February 2011
Is Sandy Bridge a Bridge too far?
By Rick Smith
rants@vcmail.net
For those of you Library buffs "A Bridge Too Far" was a book written in 1974 by Cornelius Ryan and turned into an epic 1977 war film by the Levine brothers and directed by Richard Attenbourgh. The name for the film comes from an unconfirmed comment made by British Lt. Gen. Frederick Browning, deputy commander of the First Allied Airborne Army, who told Field Marshal Bernard Montgomery, the operation's architect, before the operation, "I think we may be going a bridge too far."
This has now turned into a cliché for "biting off more than you can chew." It seems that that you could say this about Intel Corp. these days but is that what really happened? I'll try to explain in my own immutable style. Intel just released its new series of processors and motherboards. The processors are an improved version of its i3, i5 and i7 line with new features such as better imbedded graphics and unlocked cores for easy overclocking. I will save analysis of that for another day. Their motherboards were code named SANDY BRIDGE. They featured the new SATA 3.0 with a 6GPbs and USB 3.0. They also, of course, changed the socket to LGA1155, which means new CPUs for all. Intel announced that it has identified a bug in the 6-series chipsets SATA controller.
Intel states that "In some cases, the Serial-ATA (SATA) ports within the chipsets may degrade over time, potentially impacting the performance or functionality of SATA linked devices such as hard disk drives and DVD-drives." This is a hardware issue and requires a replacement board if you already have one. This cannot be fixed by a patch or firmware update. It is also only confined to the SATA II ports.
The motherboard has four SATA II ports and two SATA III ports, which remain unaffected by the problem. Intel has already ordered a complete recall of the affected boards and will begin shipping the fixed version of the chipset in late February. The recall will reduce Intel's revenue by around $300 million and cost around $700 million to completely repair and replace affected systems. Ouch! Here's how everything has come about.
Intel has been testing its 6-series chipset for months now. The chipset passed all of its internal qualification tests as well as all of the OEM qualification tests. These are the same tests that all Intel chipsets must go through, testing things like functionality, reliability and behavior at various conditions (high temps, load temps, high voltage, low voltage, etc. ...). The chipset made it through all of these tests just fine.
There are two general types of problems you run into in chip manufacturing. The first is an engineering oversight: functional problems that will cause a failure during your validation tests. The second type of problem is more annoying, it's a bug of a statistical nature. In these situations, the problem doesn't appear on every chip in every situation, but on every nth chip out of every x chips. When a bug doesn't present itself in small quantities, it's very difficult to track down. This is the nature of the 6-series chipset bug, and it's also why the problem didn't appear sooner. Intel mentioned that after it had built over 100,000 chipsets it started to get some complaints from its customers about failures. Recently Intel duplicated and confirmed the failure. Intel decided to recall all boards, and it halted production of its 6-series chipsets.

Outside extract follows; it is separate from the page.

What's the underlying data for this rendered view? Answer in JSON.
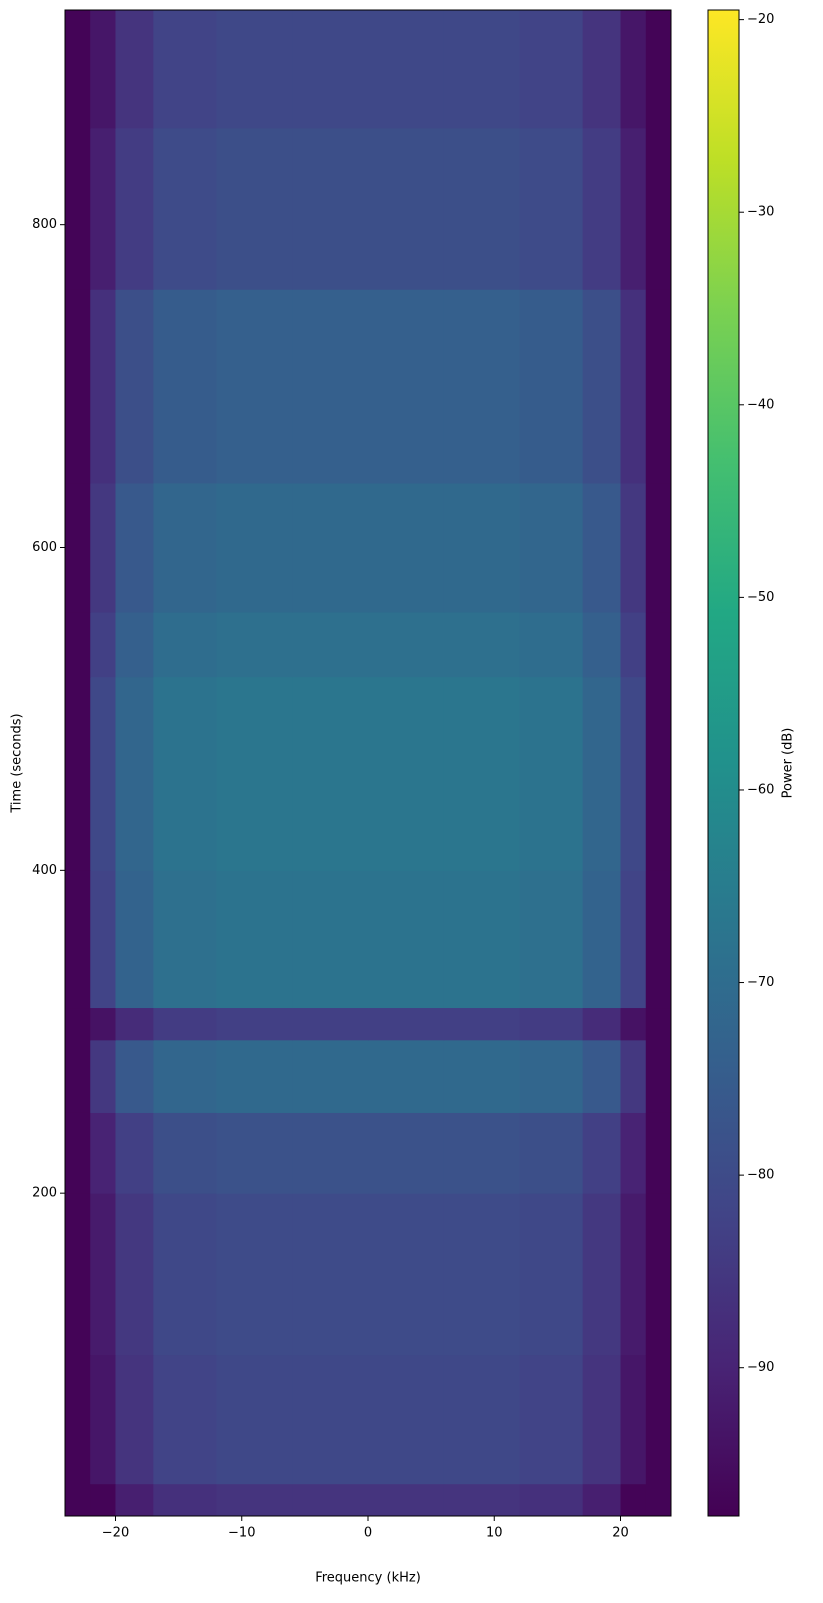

Recalls are costly and cost you sales if you don't have replacement products readily available. Then, of course, you pay a price in handling the job of doing it. Just go ask Toyota, if you know what I mean. It's estimated that Intel will lose a billion dollars due to this. That's the big B, folks. And you thought only Congress threw that kind of money around. I would have loved to be a fly on the wall in the engineering department when they figured this thing out and said "Oh S#^@, we're in for a lot of trouble!" So what is it that really happens in laymen's terms? Intel says you'd see an increase in bit error rates on a SATA link over time. Transfers will retry if there is an error but eventually, if the error rate is high enough, you'll see reduced performance as the controller spends more time retrying than it does sending actual data.
Ultimately you could see a full disconnect — your SATA drive(s) would no longer be visible at POST or you'd see a drive letter disappear in Windows. Intel said that it hasn't been made aware of a single failure seen by end users. Intel expects that over three years of use it would see a failure rate of approximately 5 percent to 15 percent, depending on usage model. Remember, this problem isn't a functional issue but rather one of those nasty statistical issues, so by nature it should take time to show up in large numbers (at the same time there should still be some very isolated incidents of failure early on).
Needless to say, Intel wasted no time getting the word out to its vendors, such as yours truly, with the bad news. I had just cleared out my entire inventory and was ready to start stocking the new product so fortunately I had none of the affected product in stock. So I'll keep selling what I've been selling (as long as there is product available). Oh, well. At least I could always get a job at Intel thinking up new names for its products. I mean, really, doesn't Pentium sound like toothpaste. And all of Intel's previous code names for projects sound like Civil War battlefields: Nehalem, Bloomfield, Lynnfield, Clarkdale and the list goes on. So, how's about this instead? Jackknife, Upendbend, Soggybottom, Rumpelstilskin, Emptynest and so on. So, did Intel extend itself by putting something on the market too soon? You be the judge. I think it's good to know nobody's "too big to fail."